We perform molecular dynamics simulations of nanoindentation in bilayer systems composed of a ${\text{Cu}}_{64.5}$${\text{Zr}}_{35.5}$ metallic glass and a pure Cu crystalline sample. Both the cases where the glass and where the crystal is top are studied. We find a strong asymmetry in the response of the glass-top and the crystal-top system. The crystal-top system is the weakest one. Here, dislocations nucleate at the interface and also induce considerable strain in the glass layer beneath; hence the interface acts to reduce the plastic activity in the top crystal layer. In contrast, the glass-top system is the hardest system of the four systems studied. Shear bands form considerably earlier in the glass-top system than in a pure glass. The interface hinders shear band propagation; it thus causes a deflection of the load exerted by the indenter and hardens the material. Dislocations in the bottom crystal can be generated only when the indenter has penetrated the interface.
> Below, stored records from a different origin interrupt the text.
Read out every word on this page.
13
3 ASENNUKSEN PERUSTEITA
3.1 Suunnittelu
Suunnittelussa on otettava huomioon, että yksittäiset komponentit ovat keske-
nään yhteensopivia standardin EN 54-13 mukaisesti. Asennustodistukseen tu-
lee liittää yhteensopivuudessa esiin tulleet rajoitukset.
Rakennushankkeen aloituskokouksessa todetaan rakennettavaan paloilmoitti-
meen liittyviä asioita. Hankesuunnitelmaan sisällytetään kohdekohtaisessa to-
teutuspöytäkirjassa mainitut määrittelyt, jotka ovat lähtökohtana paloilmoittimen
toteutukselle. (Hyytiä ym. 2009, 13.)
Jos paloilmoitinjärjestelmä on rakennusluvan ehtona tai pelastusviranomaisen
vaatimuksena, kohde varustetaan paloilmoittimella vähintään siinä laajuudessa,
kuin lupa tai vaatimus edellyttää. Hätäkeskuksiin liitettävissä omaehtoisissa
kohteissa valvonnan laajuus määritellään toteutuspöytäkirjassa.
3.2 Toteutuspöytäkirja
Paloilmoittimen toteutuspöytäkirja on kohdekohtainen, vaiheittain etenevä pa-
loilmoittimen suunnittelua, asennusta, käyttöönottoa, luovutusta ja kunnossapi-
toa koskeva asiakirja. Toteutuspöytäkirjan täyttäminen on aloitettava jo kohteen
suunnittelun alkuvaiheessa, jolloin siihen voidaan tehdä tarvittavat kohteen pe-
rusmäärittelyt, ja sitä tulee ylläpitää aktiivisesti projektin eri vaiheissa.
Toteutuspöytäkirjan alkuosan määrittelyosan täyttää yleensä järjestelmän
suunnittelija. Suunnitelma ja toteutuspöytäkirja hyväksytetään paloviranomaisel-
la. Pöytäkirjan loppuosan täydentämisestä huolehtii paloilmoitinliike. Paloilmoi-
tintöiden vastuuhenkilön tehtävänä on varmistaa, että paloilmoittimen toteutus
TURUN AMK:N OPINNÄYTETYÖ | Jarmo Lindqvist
我们在由下列组成的双层系统中进行纳米压痕的分子动力学模拟 ${\text{铜}}_{64.5}$${\text{锆}}_{35.5}$金属玻璃和纯铜晶体样品。研究了玻璃和晶体位于顶部的情况。我们在玻璃顶和晶体顶系统的响应中发现很强的不对称性。水晶顶系统是最薄弱的系统。在此，位错在界面处成核，并在下方的玻璃层中引起可观的应变。因此，界面起着降低顶层晶体层塑性活动的作用。相反，玻璃顶系统是所研究的四个系统中最难的系统。玻璃顶系统中的剪切带比纯玻璃中的剪切带形成的时间要早​​得多。界面阻碍了剪切带的传播；因此，它会导致压头施加的载荷发生偏斜，并使材料变硬。仅当压头已穿透界面时，才能在底部晶体中产生位错。